Sound familiar? It should. “Virtually every commercially available home computer, microcomputer and supercomputer is a von Neumann machine,” reads the Wikipedia assessment of how entrenched von Neumann’s work is.
“It’s very easy to conceptualize a modern machine working in that framework,” says Allan Borodin, a professor in the University of Toronto’s computer science department.
He explains that von Neumann’s architecture lends itself particularly well to mathematical computations, the sort of work for which computers were primarily used in high-tech’s early days. “The Turing thing’s a little bit harder.”
But that’s not to say the Genetix system is difficult to work with. “Using the rules established for the paradigm, a simple compiler can process any application….In fact the rules are so simple that we can develop an application without the need for a compiler,” Hodson wrote in an article entitled, A New Kind of Computing.
The Genetix VM has its fans. Mark Kuharich, president of MRK International LP, a software development firm, introduced the Genetix concept as “the next big thing” in his e-mail newsletter, The Software View.
But Hodson seems to recognize that not everyone will welcome generalized software with open arms. OS makers and app builders will “fight like fury,” he says, to protect their businesses — profits based on the von Neumann machine and its continued success.
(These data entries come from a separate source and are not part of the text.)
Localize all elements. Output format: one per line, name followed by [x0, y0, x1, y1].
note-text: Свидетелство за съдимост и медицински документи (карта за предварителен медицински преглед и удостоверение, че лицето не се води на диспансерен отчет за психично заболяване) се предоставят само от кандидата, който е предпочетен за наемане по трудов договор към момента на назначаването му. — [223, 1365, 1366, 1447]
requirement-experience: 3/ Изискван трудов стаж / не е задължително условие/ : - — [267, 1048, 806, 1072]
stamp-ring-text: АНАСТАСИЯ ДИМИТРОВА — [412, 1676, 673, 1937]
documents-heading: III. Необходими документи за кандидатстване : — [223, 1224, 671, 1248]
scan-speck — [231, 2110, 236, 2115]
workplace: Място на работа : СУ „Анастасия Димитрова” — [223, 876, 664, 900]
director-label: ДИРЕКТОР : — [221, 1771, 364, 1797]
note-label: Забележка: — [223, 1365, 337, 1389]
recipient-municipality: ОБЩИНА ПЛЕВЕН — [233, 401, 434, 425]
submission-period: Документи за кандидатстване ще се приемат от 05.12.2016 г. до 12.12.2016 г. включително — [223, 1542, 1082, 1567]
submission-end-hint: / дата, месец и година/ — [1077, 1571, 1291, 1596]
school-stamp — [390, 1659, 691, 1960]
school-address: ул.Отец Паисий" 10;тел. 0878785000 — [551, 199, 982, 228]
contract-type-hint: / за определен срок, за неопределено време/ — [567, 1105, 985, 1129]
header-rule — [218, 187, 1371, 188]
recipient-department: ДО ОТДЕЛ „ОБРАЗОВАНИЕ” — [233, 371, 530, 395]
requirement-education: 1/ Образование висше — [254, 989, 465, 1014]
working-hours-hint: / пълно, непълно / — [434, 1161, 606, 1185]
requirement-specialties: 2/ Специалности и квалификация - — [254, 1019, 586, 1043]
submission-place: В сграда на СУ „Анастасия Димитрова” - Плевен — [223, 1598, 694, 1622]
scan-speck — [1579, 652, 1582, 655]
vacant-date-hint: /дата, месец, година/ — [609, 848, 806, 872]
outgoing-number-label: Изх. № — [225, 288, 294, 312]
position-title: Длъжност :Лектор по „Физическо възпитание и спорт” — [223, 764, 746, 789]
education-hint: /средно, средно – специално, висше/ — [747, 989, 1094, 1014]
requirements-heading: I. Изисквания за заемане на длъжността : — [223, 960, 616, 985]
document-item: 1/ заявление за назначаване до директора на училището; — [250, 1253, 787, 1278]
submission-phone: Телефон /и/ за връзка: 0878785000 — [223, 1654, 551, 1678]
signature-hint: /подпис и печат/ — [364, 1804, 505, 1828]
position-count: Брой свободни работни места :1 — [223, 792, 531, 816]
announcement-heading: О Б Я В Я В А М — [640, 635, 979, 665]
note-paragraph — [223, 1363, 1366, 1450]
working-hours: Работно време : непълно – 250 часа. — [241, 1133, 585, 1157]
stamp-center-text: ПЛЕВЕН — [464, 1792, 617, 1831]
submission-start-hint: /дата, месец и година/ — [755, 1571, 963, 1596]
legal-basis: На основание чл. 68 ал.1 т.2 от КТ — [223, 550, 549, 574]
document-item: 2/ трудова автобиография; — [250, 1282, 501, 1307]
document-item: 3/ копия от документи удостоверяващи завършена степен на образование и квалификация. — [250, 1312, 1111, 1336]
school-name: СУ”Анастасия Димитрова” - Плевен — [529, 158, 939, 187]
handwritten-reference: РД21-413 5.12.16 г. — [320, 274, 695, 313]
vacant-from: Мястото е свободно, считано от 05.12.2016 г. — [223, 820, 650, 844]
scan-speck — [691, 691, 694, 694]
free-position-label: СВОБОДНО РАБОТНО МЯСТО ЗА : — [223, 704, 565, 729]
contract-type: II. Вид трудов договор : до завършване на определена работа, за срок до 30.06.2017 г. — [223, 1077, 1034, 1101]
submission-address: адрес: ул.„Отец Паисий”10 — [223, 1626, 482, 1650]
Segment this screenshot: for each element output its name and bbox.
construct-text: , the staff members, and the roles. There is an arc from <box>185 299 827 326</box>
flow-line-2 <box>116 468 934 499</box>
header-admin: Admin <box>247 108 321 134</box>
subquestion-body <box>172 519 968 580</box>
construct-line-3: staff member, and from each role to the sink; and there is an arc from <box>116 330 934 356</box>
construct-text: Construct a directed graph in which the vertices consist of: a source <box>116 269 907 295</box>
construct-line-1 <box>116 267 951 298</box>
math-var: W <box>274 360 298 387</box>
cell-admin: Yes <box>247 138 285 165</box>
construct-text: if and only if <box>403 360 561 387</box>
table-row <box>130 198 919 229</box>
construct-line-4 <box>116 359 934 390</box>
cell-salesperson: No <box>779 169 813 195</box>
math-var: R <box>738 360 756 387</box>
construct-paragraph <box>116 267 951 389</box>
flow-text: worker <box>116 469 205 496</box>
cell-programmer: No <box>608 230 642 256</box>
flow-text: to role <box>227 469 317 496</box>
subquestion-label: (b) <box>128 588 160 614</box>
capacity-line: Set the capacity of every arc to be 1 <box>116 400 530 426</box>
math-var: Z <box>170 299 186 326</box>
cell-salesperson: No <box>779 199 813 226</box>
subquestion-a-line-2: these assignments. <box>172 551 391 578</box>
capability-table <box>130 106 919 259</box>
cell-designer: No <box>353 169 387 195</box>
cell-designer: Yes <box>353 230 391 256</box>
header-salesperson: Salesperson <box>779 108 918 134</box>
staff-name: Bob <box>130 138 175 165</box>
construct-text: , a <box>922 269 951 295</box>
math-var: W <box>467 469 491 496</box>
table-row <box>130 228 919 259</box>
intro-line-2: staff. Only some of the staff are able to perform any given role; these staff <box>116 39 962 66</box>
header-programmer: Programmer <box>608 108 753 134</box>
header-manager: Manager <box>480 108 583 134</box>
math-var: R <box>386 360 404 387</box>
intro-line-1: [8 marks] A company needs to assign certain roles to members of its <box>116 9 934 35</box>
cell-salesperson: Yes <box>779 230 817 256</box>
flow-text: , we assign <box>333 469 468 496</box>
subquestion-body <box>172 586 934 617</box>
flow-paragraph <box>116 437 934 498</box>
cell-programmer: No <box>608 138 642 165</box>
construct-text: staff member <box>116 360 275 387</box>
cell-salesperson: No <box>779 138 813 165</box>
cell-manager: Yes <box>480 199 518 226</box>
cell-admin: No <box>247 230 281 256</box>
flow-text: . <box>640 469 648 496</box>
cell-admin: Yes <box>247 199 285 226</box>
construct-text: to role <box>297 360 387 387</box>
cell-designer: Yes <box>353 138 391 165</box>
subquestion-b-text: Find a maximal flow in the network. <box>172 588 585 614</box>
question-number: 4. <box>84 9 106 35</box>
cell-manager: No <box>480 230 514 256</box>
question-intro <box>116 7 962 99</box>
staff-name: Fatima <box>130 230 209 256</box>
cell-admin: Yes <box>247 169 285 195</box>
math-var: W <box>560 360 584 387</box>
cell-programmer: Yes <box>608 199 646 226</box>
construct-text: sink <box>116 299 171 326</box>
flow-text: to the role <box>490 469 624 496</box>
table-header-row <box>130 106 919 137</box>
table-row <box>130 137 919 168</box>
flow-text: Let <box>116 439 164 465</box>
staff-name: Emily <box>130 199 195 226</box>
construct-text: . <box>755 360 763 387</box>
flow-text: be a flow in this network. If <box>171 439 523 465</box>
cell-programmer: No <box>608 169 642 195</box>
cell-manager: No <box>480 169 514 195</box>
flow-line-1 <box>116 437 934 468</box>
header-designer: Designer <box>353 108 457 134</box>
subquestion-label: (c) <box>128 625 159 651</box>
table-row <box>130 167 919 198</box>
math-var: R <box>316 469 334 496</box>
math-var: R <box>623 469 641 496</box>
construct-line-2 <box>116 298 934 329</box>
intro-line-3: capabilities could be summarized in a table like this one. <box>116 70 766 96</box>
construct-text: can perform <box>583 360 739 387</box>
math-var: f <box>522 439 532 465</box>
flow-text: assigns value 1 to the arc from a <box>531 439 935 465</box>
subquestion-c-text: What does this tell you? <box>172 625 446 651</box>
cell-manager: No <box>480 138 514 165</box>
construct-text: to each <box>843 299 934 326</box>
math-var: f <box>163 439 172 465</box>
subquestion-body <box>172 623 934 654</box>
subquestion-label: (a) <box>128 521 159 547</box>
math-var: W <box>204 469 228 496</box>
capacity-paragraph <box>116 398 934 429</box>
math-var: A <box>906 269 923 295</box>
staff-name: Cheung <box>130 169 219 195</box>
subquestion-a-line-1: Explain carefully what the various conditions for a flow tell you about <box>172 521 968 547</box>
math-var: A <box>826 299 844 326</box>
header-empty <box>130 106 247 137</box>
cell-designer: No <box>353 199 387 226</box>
“That’s why I’m suggesting the approach is best through an area where we don’t have this monopolistic group: the smart card and embedded systems market,” Hodson says.
“One of the problems with smart cards right now is the real estate,” he says, explaining why the Genetix VM suits this slice of the IT pie.
“It’s quite small….They have great difficulty running multiple applications.” The Genetix system could solve these problems.
Despite that possibility, however, Hodson has a lot of convincing to do before something like the Genetix VM usurps the existing, von Neumann-esque approach to computing. Nonetheless, he seems optimistic.
“The fact is, something has to be done. The replies I’m getting agree with me so far. They’re all fed up with bloatware, security problems, intrusions. If we can get some people who are interested in the approach, first through smart cards or embedded systems, the probability (of success) would increase quite a bit.”